Despite years of education research and funded educational development efforts, long term assessments of graduate studies show that these efforts have been ineffective so far. Steadily increasing time-to-PhD, 50% attrition rate, and worsening job satisfaction have raised concerns throughout the world including USA. In physics, joint AAPT/APS committee identified problem areas and recommended remedial actions in 2006. However, an integrated effort to modify graduate studies has yet to come. Educational reforms at the undergraduate level clearly show that evidence based active learning strategies are more effective than traditional lecture based teaching. At the graduate level, research itself can be used as an active learning platform and research laboratories can be used as another form of classroom. In addition, surveys show that problem solving, programming, verbal and written communications, and multi-tasking are very important for jobs after graduate studies. To make the situation more complex, internet has paved the way for online education. In addition, virtual reality might enable hands on laboratory experience soon that can threaten the existence of university systems similar to libraries, postal services, shopping mall, and printed newspapers. However, research activities focusing on unanswered questions will always be relevant. In physics departments, preparatory core graduate courses such as classical mechanics, quantum mechanics, electromagnetic theory, and statistical mechanics are common throughout the world. However, these courses have not gone through reforms in decades as can be easily judged by the books that are used. Therefore, an integrated reform of graduate studies is urgently needed and research-integrated reform will likely ensure better student outcomes and relevance of universities in the internet age.

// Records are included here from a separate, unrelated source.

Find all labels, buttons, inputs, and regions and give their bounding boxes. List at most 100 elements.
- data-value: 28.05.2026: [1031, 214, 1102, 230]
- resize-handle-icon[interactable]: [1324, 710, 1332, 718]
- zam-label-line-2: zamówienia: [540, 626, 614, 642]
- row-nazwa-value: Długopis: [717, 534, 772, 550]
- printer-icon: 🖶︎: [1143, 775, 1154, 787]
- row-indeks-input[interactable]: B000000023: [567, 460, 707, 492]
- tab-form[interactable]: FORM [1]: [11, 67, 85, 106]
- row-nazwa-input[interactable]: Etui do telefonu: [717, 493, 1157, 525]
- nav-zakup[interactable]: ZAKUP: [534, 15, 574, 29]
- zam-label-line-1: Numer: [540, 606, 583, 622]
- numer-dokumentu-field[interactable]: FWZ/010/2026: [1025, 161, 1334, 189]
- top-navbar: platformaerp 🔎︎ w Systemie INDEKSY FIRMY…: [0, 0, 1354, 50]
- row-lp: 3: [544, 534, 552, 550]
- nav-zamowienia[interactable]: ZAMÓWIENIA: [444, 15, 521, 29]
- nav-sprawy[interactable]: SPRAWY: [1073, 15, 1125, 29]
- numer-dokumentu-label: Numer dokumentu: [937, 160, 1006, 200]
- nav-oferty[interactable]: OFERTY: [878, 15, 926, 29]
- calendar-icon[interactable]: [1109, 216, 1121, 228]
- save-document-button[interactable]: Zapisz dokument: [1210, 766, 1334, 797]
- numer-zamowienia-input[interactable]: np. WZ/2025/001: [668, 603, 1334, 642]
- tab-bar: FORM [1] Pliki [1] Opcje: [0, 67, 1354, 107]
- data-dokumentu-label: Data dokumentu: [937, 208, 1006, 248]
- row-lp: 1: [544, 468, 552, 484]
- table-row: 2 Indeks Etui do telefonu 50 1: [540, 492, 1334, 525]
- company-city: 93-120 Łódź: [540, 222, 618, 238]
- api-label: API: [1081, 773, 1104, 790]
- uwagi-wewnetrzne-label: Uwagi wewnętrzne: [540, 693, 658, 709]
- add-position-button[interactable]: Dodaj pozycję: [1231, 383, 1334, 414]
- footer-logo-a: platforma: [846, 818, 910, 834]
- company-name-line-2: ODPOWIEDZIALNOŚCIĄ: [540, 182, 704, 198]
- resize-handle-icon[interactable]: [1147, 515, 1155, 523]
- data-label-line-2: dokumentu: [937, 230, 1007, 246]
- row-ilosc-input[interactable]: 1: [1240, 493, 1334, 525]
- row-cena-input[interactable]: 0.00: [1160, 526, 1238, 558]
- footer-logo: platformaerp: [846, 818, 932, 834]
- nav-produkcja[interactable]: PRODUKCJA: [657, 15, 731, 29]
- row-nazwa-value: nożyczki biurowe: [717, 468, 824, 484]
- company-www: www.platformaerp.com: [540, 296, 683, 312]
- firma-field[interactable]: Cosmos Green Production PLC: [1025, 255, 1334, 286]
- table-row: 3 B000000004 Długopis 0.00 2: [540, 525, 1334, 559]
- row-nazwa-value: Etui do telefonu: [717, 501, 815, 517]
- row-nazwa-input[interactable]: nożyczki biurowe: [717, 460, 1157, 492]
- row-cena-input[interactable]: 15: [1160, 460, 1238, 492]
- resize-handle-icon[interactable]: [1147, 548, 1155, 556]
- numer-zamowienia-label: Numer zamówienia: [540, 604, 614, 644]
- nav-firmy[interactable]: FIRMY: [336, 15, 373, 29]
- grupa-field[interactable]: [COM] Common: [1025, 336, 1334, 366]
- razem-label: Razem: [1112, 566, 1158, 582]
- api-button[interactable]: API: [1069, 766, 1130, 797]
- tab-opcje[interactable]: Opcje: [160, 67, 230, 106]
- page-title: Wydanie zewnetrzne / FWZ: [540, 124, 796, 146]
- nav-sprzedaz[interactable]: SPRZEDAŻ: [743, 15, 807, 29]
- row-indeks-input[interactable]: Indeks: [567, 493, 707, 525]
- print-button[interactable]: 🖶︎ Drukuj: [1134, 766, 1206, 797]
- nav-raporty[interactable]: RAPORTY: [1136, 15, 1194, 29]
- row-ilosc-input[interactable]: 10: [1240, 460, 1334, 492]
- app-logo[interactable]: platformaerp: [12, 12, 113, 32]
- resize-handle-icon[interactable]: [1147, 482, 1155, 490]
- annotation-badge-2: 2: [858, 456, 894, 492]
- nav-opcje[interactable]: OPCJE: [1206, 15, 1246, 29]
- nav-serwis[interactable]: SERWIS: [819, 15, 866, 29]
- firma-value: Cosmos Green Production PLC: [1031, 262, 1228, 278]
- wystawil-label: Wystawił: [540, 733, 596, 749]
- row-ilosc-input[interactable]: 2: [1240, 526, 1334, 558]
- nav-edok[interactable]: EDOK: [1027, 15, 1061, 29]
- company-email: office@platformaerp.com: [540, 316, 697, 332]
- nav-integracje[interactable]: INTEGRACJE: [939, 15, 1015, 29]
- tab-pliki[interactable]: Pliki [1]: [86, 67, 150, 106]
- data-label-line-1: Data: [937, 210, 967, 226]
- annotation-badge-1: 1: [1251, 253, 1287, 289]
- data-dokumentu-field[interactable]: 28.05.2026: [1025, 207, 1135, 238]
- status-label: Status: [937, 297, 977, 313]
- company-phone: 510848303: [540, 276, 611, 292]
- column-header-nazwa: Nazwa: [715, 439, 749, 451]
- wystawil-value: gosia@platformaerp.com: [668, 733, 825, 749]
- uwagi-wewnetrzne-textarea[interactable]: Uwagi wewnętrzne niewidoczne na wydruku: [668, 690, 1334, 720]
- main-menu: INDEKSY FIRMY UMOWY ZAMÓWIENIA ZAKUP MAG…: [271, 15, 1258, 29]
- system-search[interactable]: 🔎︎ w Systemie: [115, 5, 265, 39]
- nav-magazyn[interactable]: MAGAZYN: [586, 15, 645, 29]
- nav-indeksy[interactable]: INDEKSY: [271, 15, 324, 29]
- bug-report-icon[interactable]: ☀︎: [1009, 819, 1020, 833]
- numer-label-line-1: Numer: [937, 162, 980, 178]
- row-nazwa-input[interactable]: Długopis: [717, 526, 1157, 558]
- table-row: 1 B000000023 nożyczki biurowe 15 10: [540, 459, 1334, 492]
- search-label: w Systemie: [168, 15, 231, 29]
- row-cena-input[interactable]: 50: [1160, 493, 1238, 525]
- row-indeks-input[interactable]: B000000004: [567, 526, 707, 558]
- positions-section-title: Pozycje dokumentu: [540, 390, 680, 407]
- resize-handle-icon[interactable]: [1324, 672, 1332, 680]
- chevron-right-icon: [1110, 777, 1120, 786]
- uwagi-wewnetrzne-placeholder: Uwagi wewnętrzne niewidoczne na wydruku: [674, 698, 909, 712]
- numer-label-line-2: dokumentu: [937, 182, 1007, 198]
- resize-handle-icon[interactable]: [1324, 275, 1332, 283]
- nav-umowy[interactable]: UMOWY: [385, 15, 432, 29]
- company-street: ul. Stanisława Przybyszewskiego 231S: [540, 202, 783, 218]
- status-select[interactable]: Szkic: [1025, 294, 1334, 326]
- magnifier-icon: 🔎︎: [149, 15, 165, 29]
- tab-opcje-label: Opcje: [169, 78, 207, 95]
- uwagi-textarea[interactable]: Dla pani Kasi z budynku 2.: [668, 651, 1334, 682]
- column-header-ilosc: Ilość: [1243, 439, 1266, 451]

I have developed research-integrated teaching where students learn the concepts of statistical mechanics and biophysics taught in class by applying to their actual or intended research interests.  The course content was mostly flipped online to enable active learning activities during contact hours in class. Course delivery integrated reading current literature relevant to students’ research areas, problem solving, verbal and written communications, teaching skills, and team work. Ethical training in plagiarism, authorship, data analysis, reproducibility, and work ethic was integrated and assessed as part of the course. Graduate work involves working on a research problem and therefore, students were responsible to formulate individualized projects that were relevant to statistical mechanics and their research interests. In practice, successful completion of a research problem is mostly measured by publications which directly influence the future career development of students. Peer reviewed publications not only indicate the content knowledge, but may also indicate soft skills and ethical training. Therefore, a final project presentation and a report written in the form of a journal article were the summative deliverables. These deliverables were peer reviewed and scored by peer students in the class following a rubric developed in consultation with students.